Der MAK baut bei änhlicher Brennweite halt viel kürzer als die beiden Newton aber der Hauptgrund ist hier nicht der gefaltete Strahlengang, sondern wie schon im Thread erwähnt wurde die Brennweitenverlängerung durch den Sekundärspiegel.
Dessen Wirkung ist vergleichbar mit der Wirkung einer Barlow.
Und eine Barlow kann man ja am Newton verwenden um dessen Brennweite zu erhöhen.
Dann hat auch dieser eine viel größere Brennweite als die Länge des Tubus und das obwohl hier kein gefalteter Strahlengang wie beim MAK vorliegt.

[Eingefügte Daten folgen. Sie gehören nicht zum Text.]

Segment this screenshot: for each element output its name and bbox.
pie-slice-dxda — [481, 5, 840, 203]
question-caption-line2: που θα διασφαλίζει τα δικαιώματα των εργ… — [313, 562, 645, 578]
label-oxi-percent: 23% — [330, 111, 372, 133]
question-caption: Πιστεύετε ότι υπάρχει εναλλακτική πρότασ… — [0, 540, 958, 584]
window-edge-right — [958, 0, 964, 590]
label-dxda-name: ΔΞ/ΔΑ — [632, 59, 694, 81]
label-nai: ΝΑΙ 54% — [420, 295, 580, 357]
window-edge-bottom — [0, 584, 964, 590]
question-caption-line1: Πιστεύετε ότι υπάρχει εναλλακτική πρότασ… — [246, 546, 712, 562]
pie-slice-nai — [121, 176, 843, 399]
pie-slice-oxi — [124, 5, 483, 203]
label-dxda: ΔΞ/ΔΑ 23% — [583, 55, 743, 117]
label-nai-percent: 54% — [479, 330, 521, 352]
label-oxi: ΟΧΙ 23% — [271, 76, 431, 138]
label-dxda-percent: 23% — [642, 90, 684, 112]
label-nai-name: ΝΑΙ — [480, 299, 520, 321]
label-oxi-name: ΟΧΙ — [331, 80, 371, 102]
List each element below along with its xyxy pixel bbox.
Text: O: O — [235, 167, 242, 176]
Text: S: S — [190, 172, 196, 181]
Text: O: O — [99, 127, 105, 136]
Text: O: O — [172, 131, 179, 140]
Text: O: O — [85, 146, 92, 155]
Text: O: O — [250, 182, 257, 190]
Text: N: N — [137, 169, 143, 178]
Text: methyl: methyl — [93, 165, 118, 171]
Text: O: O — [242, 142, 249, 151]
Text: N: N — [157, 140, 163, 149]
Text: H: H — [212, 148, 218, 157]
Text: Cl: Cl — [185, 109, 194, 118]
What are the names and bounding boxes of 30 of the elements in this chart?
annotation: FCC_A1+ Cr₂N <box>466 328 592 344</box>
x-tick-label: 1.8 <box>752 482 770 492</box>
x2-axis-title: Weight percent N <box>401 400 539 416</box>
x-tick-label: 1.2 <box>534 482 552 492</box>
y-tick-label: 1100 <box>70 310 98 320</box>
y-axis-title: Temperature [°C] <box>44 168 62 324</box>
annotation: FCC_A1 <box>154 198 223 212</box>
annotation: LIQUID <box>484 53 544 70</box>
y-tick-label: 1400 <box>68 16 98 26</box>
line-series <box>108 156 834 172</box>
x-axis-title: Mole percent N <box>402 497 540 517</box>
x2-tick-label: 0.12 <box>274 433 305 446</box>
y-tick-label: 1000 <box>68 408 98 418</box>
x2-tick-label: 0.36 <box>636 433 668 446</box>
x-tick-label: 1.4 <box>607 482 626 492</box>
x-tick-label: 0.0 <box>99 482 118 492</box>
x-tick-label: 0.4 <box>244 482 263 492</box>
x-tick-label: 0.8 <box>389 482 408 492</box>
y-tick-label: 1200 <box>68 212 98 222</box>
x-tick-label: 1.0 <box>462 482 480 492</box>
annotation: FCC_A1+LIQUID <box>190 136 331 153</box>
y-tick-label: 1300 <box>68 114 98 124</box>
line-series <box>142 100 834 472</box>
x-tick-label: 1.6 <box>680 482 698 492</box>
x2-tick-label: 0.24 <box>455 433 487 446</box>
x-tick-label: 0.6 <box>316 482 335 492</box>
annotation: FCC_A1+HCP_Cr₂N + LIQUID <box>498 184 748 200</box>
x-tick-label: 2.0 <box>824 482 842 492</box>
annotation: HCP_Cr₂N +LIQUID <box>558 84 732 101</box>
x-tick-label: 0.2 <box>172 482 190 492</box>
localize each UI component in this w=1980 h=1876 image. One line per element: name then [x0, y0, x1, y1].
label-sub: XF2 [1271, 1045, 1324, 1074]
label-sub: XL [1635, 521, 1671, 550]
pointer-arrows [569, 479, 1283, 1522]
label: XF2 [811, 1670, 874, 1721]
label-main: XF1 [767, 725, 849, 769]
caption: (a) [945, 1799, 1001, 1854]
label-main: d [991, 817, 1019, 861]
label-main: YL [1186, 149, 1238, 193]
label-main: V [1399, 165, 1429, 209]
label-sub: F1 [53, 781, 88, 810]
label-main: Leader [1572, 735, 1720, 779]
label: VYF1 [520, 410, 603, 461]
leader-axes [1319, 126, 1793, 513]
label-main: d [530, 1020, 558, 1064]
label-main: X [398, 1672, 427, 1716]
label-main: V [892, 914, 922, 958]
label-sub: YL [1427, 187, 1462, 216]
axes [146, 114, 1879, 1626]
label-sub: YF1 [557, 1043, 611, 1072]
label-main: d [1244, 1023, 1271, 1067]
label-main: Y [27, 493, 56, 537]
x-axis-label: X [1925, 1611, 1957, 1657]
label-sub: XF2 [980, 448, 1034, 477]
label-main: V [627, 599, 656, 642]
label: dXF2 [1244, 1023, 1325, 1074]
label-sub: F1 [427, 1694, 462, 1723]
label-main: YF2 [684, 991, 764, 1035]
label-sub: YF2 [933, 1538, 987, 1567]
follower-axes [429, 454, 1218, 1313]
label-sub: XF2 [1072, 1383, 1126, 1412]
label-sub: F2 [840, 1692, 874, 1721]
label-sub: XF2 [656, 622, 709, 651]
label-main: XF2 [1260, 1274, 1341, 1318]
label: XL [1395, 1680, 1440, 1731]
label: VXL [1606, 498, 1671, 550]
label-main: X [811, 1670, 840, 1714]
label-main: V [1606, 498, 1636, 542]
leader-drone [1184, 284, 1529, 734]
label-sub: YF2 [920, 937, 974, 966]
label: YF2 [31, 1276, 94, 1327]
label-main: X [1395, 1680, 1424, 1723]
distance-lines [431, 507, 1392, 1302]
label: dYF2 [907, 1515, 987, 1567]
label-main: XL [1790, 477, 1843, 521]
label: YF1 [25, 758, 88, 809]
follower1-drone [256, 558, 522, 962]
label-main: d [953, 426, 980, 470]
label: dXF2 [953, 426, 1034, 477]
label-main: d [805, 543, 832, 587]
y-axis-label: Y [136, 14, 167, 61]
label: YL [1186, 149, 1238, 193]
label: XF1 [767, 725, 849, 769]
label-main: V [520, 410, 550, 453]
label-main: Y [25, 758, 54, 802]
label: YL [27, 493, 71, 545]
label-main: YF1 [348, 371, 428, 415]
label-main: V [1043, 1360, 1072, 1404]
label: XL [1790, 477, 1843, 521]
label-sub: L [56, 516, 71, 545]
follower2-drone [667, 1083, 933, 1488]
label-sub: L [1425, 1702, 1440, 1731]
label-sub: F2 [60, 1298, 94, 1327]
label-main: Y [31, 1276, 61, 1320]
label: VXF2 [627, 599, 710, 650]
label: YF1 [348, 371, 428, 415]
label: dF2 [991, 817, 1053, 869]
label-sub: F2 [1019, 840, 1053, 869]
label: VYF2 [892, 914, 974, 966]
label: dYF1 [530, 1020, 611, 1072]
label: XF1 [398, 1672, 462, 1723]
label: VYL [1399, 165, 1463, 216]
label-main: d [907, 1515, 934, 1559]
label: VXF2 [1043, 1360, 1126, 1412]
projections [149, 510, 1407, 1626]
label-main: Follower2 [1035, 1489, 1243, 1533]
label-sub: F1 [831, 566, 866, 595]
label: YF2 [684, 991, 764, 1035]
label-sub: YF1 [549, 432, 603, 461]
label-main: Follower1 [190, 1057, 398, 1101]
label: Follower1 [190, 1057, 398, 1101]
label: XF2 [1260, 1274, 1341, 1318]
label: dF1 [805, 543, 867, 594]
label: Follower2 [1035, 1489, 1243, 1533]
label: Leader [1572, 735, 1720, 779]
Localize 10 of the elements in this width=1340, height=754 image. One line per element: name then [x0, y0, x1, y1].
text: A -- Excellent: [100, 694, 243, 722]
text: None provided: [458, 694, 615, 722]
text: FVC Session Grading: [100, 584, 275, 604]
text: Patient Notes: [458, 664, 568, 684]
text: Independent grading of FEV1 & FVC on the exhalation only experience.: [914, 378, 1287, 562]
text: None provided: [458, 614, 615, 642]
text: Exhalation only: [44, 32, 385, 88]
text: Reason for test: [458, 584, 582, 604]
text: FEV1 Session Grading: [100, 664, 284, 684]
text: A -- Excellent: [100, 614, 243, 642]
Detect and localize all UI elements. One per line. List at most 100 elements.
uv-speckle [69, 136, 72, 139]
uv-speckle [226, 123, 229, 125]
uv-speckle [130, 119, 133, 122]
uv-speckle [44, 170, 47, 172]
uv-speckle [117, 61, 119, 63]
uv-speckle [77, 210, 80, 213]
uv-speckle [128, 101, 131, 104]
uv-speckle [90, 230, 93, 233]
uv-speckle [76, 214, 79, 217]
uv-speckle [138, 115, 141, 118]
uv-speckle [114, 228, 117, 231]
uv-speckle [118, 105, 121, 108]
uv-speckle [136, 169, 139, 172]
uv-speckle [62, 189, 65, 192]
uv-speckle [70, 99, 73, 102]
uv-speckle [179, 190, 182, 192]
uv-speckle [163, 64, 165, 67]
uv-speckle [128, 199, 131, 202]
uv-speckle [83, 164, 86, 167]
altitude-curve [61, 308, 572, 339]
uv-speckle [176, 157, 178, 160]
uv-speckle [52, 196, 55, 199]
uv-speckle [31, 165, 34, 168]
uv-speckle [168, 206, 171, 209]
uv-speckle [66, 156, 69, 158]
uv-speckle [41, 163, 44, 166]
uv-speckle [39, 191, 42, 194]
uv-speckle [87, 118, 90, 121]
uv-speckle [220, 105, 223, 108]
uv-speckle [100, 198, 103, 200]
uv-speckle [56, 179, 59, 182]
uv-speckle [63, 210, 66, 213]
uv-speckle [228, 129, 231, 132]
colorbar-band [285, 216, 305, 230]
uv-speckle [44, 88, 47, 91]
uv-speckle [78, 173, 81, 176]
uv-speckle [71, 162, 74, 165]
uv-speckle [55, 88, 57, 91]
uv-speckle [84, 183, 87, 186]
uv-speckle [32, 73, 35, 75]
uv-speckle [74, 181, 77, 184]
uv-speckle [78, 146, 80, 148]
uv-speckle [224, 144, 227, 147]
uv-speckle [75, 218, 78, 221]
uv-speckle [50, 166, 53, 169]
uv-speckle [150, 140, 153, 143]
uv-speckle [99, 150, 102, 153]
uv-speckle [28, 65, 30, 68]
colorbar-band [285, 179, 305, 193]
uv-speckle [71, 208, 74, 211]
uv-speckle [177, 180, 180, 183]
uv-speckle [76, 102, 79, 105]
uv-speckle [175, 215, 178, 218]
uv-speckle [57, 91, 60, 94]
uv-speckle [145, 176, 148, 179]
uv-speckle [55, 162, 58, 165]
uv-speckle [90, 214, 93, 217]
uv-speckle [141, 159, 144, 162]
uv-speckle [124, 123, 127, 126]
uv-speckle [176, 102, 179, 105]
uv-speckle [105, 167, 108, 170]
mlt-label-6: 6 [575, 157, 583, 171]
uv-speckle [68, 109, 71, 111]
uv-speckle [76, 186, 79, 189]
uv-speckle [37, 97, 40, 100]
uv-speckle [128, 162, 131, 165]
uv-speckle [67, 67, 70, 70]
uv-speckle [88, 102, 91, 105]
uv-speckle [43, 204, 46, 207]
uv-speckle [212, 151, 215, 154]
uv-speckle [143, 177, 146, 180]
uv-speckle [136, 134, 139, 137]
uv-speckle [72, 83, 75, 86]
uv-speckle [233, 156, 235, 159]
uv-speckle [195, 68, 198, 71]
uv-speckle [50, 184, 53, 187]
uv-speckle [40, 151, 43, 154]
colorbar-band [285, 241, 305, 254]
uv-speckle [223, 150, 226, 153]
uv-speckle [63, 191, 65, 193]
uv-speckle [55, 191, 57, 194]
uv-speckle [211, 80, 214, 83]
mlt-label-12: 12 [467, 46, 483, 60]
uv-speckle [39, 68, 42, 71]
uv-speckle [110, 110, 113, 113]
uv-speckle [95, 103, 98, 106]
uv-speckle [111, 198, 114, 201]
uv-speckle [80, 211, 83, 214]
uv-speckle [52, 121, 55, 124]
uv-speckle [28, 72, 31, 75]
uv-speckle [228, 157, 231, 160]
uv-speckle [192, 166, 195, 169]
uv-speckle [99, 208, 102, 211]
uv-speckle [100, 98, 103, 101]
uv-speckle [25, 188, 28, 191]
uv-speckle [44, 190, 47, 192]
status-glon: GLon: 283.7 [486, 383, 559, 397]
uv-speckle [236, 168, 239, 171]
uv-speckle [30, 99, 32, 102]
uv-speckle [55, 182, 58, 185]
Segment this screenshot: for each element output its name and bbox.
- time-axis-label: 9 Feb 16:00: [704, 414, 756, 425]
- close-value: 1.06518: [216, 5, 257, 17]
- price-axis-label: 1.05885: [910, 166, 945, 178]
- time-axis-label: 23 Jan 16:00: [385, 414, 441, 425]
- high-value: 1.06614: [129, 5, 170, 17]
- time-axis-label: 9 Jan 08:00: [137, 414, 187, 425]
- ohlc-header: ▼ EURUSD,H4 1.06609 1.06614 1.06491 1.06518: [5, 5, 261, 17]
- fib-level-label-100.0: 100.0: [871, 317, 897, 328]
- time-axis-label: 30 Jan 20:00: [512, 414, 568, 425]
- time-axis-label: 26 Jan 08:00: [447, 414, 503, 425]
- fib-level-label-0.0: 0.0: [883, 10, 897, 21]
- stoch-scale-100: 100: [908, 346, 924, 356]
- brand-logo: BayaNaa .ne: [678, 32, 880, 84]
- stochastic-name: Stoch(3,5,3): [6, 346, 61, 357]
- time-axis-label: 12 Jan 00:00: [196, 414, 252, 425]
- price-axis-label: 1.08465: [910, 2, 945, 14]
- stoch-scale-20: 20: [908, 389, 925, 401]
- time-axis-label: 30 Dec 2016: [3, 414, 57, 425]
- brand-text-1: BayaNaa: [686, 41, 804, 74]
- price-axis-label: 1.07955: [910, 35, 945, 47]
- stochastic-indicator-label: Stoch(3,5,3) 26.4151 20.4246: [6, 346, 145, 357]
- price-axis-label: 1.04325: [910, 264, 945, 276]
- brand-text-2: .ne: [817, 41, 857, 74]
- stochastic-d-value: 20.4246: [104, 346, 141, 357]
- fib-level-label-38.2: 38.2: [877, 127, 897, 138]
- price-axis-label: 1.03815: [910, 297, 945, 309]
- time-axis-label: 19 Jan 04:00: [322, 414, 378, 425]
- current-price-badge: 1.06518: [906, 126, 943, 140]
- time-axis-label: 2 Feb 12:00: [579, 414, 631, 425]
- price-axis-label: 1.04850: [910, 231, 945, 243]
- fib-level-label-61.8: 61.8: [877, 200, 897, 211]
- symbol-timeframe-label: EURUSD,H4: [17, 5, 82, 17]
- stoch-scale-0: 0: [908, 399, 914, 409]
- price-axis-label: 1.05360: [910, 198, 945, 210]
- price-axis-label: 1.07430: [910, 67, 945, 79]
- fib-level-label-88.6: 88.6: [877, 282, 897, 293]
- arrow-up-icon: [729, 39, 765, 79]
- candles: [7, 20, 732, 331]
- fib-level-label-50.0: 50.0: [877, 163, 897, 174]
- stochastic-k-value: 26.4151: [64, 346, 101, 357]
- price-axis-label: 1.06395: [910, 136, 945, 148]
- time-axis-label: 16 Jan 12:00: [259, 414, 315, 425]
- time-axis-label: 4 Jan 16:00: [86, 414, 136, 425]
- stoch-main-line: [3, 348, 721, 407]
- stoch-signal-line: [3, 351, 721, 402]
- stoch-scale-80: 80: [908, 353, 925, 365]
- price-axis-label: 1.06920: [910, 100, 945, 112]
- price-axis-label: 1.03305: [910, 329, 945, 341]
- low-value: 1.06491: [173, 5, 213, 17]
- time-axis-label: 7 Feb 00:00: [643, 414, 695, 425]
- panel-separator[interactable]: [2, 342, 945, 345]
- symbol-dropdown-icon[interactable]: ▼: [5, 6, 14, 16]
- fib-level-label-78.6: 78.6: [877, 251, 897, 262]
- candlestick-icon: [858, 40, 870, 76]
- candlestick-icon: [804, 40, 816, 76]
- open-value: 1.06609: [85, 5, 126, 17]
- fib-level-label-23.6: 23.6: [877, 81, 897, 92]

Die Brennweite ist kein besonders wichtiges Kriterium bei der Entscheidung für ein bestimmtes Teleskop da man diese jee nach Bedarf mittels Barlow vergrößern oder mittels Reducer verkleinern kann.
Man ist also nicht an die Brennweite gebunden welche das Teleskop ursprünglich bietet.

Grüße Gerd
 
Der hat 1950mm Brennweite…
Man erkauft sich die kompakten Abmessungen mit höherer Obstruktion.
 
Wobei einige Maks auch newtonähnliche Daten zeigen wie 20 cm und 1.2 m


Nur dann wahrsch halb so lang, also uneingeschränkt vorteilhafter?

Gruß,

Fred

Das VMC ist kein klassischer MAK sondern ein System mit Subaperturkorrektor.
Dieser verwendet aber auch eine Meniskuslinse.

Und wie schon oben erwähnt besteht der große Nachteil hier in der sehr hohen Obstruktion.
Um bei einem Cassegrain System die Obstruktion möglichst niedrig zu halten muss der Sekundärspiegel einen hohen Verlängerungsfaktor haben.
Das ist gerade beim VMC nicht der Fall so das dessen Obstruktion besonders groß ist.
Also hat das VMC optisch einen besonders großen Nachteil.
Ob man diesen großen Nachteil als Preis für den kürzerren Tubus in Kauf nehmen möchte muss jeder selber wissen.
Für Foto ist die sehr hohe Obstruktion nicht ganz so dramatisch, visuell würde ich etwas Anderes nehmen.